Des mesures de refroidissement efficaces et durables sur le plan environnemental peuvent protéger des pires effets de la chaleur sur la santé. Celles-ci vont de l’augmentation des espaces verts dans les villes, des revêtements muraux qui reflètent la chaleur des bâtiments et de l’utilisation généralisée de ventilateurs électriques et d’autres techniques de refroidissement personnel largement disponibles qui ont été démontrées par les thermophysiologistes pour aider les gens à réguler leur température corporelle sans exacerber d’autres types de troubles physiologiques. souche.
Alors que la climatisation est de plus en plus disponible dans le monde, elle est inabordable pour la plupart des personnes les plus vulnérables, elle est financièrement et écologiquement coûteuse et laisse beaucoup sans défense contre la chaleur extrême lors des pannes de courant.
« Deux approches stratégiques sont nécessaires pour lutter contre la chaleur extrême. L’une est l’atténuation du changement climatique pour réduire les émissions de carbone et modifier le réchauffement de la planète. L’autre consiste à identifier des mesures de prévention et de réponse opportunes et efficaces, en particulier pour les milieux à faibles ressources. que la moitié de la population mondiale devrait être exposée à des semaines de chaleur dangereuse chaque année d’ici la fin de ce siècle, nous devons trouver des moyens de refroidir les gens de manière efficace et durable », a déclaré la co-auteure principale de la série, la professeure Kristie Ebi de l’Université de Washington, États-Unis.

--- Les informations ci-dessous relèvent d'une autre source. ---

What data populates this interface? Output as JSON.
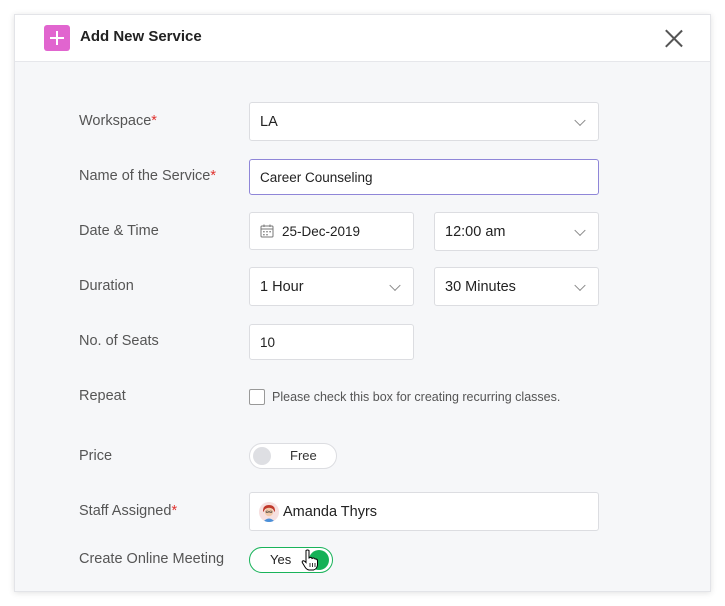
{
  "header": {
    "title": "Add New Service",
    "add_icon": "plus-icon",
    "close_icon": "close-icon"
  },
  "colors": {
    "accent_pink": "#e165cf",
    "required_star": "#e0312e",
    "toggle_green": "#16b157",
    "focus_border": "#8f86d8"
  },
  "form": {
    "required_mark": "*",
    "workspace": {
      "label": "Workspace",
      "value": "LA"
    },
    "service_name": {
      "label": "Name of the Service",
      "value": "Career Counseling"
    },
    "date_time": {
      "label": "Date & Time",
      "date": "25-Dec-2019",
      "time": "12:00 am"
    },
    "duration": {
      "label": "Duration",
      "hours": "1 Hour",
      "minutes": "30 Minutes"
    },
    "seats": {
      "label": "No. of Seats",
      "value": "10"
    },
    "repeat": {
      "label": "Repeat",
      "checkbox_text": "Please check this box for creating recurring classes."
    },
    "price": {
      "label": "Price",
      "toggle_text": "Free"
    },
    "staff": {
      "label": "Staff Assigned",
      "value": "Amanda Thyrs"
    },
    "online_meeting": {
      "label": "Create Online Meeting",
      "toggle_text": "Yes"
    }
  }
}
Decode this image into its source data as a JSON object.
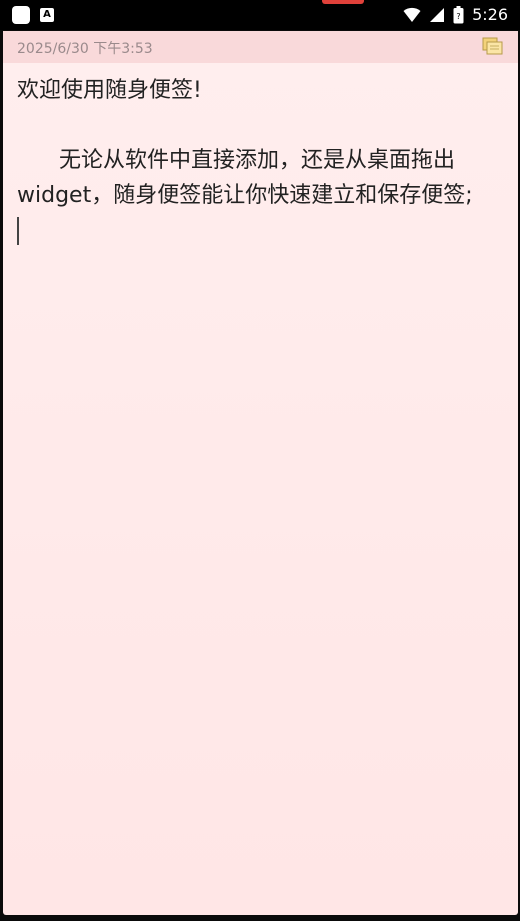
{
  "status_bar": {
    "time": "5:26",
    "left_icons": [
      "app-square-icon",
      "keyboard-a-icon"
    ],
    "right_icons": [
      "wifi-icon",
      "signal-icon",
      "battery-icon"
    ]
  },
  "note": {
    "timestamp": "2025/6/30 下午3:53",
    "header_icon": "sticky-notes-icon",
    "title_line": "欢迎使用随身便签!",
    "paragraph": "      无论从软件中直接添加，还是从桌面拖出widget，随身便签能让你快速建立和保存便签;"
  },
  "colors": {
    "note_background": "#ffeeee",
    "note_header": "#f9d9da",
    "timestamp_text": "#9a8a8c",
    "body_text": "#222222"
  }
}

Elle ajoute : « L’échec à réduire les émissions de gaz à effet de serre et à développer et déployer des plans d’action contre la chaleur fondés sur des preuves signifiera qu’un avenir très différent attend de nombreuses personnes et communautés à travers le monde. Activités estivales quotidiennes – telles que l’exercice et le travail à l’extérieur – peut changer radicalement car l’augmentation du réchauffement signifie que les gens sont beaucoup plus souvent exposés à une chaleur intolérable, en particulier dans les régions tropicales. »
Risques pour la santé de la chaleur extrême
Selon une nouvelle étude de modélisation de la charge mondiale de morbidité, également publiée dans La Lancette, plus de 356 000 décès en 2019 étaient liés à la chaleur, et ce nombre devrait augmenter à mesure que les températures augmentent dans le monde. Cependant, notent les auteurs de la série, de nombreux décès liés à la chaleur sont évitables en atténuant le changement climatique et en réduisant l’exposition à la chaleur extrême.

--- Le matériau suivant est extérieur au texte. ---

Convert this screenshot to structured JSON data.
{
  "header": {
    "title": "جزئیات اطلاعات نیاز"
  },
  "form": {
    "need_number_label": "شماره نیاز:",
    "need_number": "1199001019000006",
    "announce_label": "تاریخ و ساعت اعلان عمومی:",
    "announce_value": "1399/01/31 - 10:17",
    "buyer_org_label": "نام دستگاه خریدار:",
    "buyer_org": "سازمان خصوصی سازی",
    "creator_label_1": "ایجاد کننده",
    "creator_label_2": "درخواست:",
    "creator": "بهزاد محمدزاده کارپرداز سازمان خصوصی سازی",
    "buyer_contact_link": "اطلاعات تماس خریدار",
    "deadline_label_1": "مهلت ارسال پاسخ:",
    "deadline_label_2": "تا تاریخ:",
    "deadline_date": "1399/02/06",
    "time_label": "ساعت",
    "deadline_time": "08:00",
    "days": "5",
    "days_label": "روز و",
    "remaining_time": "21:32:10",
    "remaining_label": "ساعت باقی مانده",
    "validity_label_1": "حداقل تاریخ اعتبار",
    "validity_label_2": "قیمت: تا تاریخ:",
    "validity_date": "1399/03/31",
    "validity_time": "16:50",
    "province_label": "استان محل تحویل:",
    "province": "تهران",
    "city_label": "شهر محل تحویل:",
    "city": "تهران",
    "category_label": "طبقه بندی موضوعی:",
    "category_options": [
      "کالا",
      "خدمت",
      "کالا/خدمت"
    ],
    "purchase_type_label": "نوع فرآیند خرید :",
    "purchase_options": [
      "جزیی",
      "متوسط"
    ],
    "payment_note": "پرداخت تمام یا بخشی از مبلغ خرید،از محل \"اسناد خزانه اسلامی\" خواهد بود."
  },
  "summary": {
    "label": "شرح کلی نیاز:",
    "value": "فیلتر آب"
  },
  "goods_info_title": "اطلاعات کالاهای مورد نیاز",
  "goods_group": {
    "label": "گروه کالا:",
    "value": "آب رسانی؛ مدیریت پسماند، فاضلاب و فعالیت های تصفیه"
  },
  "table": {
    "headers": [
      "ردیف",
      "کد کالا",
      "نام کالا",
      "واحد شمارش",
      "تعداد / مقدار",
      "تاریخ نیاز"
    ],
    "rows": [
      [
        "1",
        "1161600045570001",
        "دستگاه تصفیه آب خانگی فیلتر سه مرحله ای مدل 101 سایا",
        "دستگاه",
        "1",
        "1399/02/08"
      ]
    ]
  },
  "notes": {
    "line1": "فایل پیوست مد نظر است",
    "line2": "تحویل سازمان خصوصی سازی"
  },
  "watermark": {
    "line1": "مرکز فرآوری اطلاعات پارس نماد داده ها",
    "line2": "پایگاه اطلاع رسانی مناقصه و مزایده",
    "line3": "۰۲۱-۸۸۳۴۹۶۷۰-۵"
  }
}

Lorsqu’il est exposé à un stress thermique extrême, la capacité du corps à réguler sa température interne peut être dépassée, entraînant un coup de chaleur. De plus, les réponses thermorégulatrices physiologiques engagées pour protéger la température corporelle induisent d’autres types de contraintes physiologiques et peuvent entraîner des événements cardiorespiratoires.
Les effets de la chaleur accablante sont également associés à une augmentation des hospitalisations et des visites aux urgences, à une augmentation des décès dus à des maladies cardiorespiratoires et autres, à des problèmes de santé mentale, à des grossesses et à des accouchements indésirables, et à une augmentation des coûts des soins de santé. Les personnes âgées et autres personnes vulnérables qui peuvent être moins capables de prendre soin d’elles-mêmes en cas de chaleur extrême (par exemple, les personnes isolées à la maison, les personnes à mobilité réduite) sont également plus susceptibles de subir les effets de la chaleur extrême sur leur santé.

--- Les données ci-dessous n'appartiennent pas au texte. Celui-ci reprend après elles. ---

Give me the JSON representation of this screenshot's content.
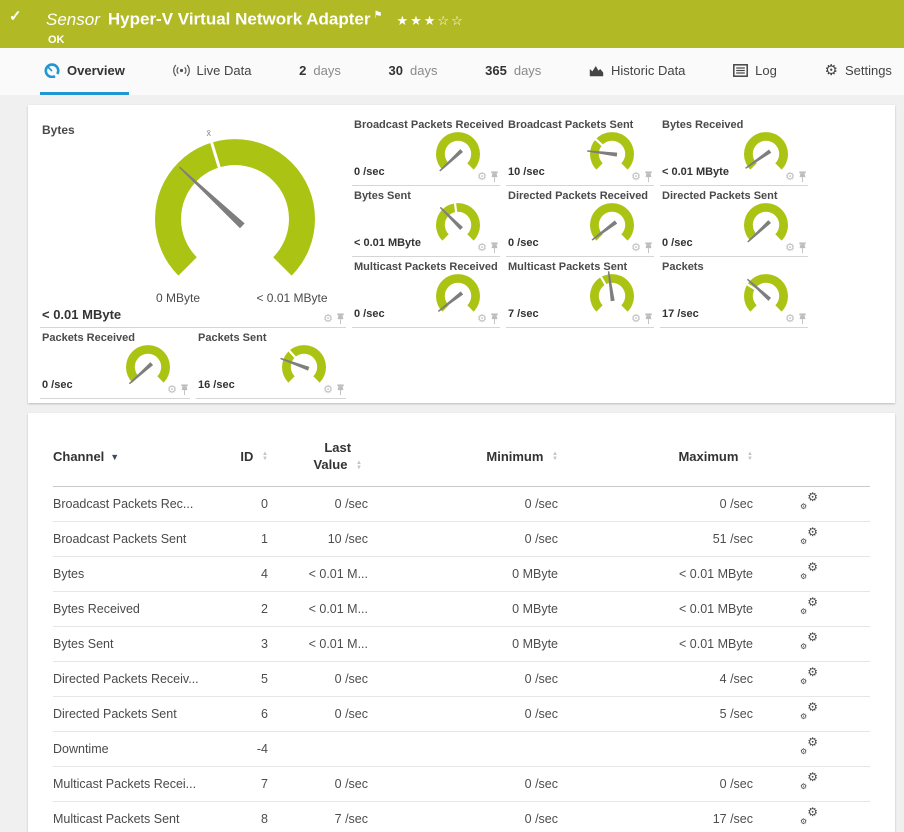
{
  "colors": {
    "header_green": "#b1ba25",
    "gauge_green": "#abc312",
    "needle": "#7e7e7e",
    "accent_blue": "#2196d3"
  },
  "header": {
    "check_glyph": "✓",
    "kind_label": "Sensor",
    "title": "Hyper-V Virtual Network Adapter",
    "flag_glyph": "⚑",
    "stars": "★★★☆☆",
    "status": "OK"
  },
  "tabs": [
    {
      "id": "overview",
      "label": "Overview",
      "icon": "gauge-icon",
      "active": true
    },
    {
      "id": "live-data",
      "label": "Live Data",
      "icon": "live-data-icon",
      "active": false
    },
    {
      "id": "2-days",
      "num": "2",
      "label": "days",
      "active": false
    },
    {
      "id": "30-days",
      "num": "30",
      "label": "days",
      "active": false
    },
    {
      "id": "365-days",
      "num": "365",
      "label": "days",
      "active": false
    },
    {
      "id": "historic-data",
      "label": "Historic Data",
      "icon": "historic-data-icon",
      "active": false
    },
    {
      "id": "log",
      "label": "Log",
      "icon": "log-icon",
      "active": false
    },
    {
      "id": "settings",
      "label": "Settings",
      "icon": "settings-gear-icon",
      "active": false
    }
  ],
  "gauges": {
    "big": {
      "label": "Bytes",
      "value": "< 0.01 MByte",
      "scale_min_label": "0 MByte",
      "scale_max_label": "< 0.01 MByte",
      "needle_deg": -47,
      "avg_deg": -17,
      "avg_label": "x̄"
    },
    "small": [
      {
        "label": "Broadcast Packets Received",
        "value": "0 /sec",
        "needle_deg": -133,
        "avg_deg": null
      },
      {
        "label": "Broadcast Packets Sent",
        "value": "10 /sec",
        "needle_deg": -83,
        "avg_deg": -48
      },
      {
        "label": "Bytes Received",
        "value": "< 0.01 MByte",
        "needle_deg": -125,
        "avg_deg": null
      },
      {
        "label": "Bytes Sent",
        "value": "< 0.01 MByte",
        "needle_deg": -45,
        "avg_deg": -8
      },
      {
        "label": "Directed Packets Received",
        "value": "0 /sec",
        "needle_deg": -127,
        "avg_deg": null
      },
      {
        "label": "Directed Packets Sent",
        "value": "0 /sec",
        "needle_deg": -133,
        "avg_deg": null
      },
      {
        "label": "Multicast Packets Received",
        "value": "0 /sec",
        "needle_deg": -128,
        "avg_deg": null
      },
      {
        "label": "Multicast Packets Sent",
        "value": "7 /sec",
        "needle_deg": -8,
        "avg_deg": -30
      },
      {
        "label": "Packets",
        "value": "17 /sec",
        "needle_deg": -48,
        "avg_deg": -58
      },
      {
        "label": "Packets Received",
        "value": "0 /sec",
        "needle_deg": -132,
        "avg_deg": null
      },
      {
        "label": "Packets Sent",
        "value": "16 /sec",
        "needle_deg": -70,
        "avg_deg": -42
      }
    ]
  },
  "table": {
    "columns": [
      {
        "label": "Channel",
        "sort": "active"
      },
      {
        "label": "ID",
        "sort": "both"
      },
      {
        "label": "Last Value",
        "sort": "both",
        "two_line": true
      },
      {
        "label": "Minimum",
        "sort": "both"
      },
      {
        "label": "Maximum",
        "sort": "both"
      },
      {
        "label": "",
        "sort": "none"
      }
    ],
    "rows": [
      {
        "channel": "Broadcast Packets Rec...",
        "id": "0",
        "last": "0 /sec",
        "min": "0 /sec",
        "max": "0 /sec"
      },
      {
        "channel": "Broadcast Packets Sent",
        "id": "1",
        "last": "10 /sec",
        "min": "0 /sec",
        "max": "51 /sec"
      },
      {
        "channel": "Bytes",
        "id": "4",
        "last": "< 0.01 M...",
        "min": "0 MByte",
        "max": "< 0.01 MByte"
      },
      {
        "channel": "Bytes Received",
        "id": "2",
        "last": "< 0.01 M...",
        "min": "0 MByte",
        "max": "< 0.01 MByte"
      },
      {
        "channel": "Bytes Sent",
        "id": "3",
        "last": "< 0.01 M...",
        "min": "0 MByte",
        "max": "< 0.01 MByte"
      },
      {
        "channel": "Directed Packets Receiv...",
        "id": "5",
        "last": "0 /sec",
        "min": "0 /sec",
        "max": "4 /sec"
      },
      {
        "channel": "Directed Packets Sent",
        "id": "6",
        "last": "0 /sec",
        "min": "0 /sec",
        "max": "5 /sec"
      },
      {
        "channel": "Downtime",
        "id": "-4",
        "last": "",
        "min": "",
        "max": ""
      },
      {
        "channel": "Multicast Packets Recei...",
        "id": "7",
        "last": "0 /sec",
        "min": "0 /sec",
        "max": "0 /sec"
      },
      {
        "channel": "Multicast Packets Sent",
        "id": "8",
        "last": "7 /sec",
        "min": "0 /sec",
        "max": "17 /sec"
      }
    ]
  }
}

La chaleur extrême diminue également la productivité des travailleurs, en particulier parmi les plus d’un milliard de travailleurs qui sont régulièrement exposés à une chaleur élevée. Ces travailleurs signalent souvent une baisse de leur rendement en raison du stress thermique, dont beaucoup sont des travailleurs manuels incapables de prendre des pauses ou d’autres mesures pour atténuer les effets de l’exposition à la chaleur.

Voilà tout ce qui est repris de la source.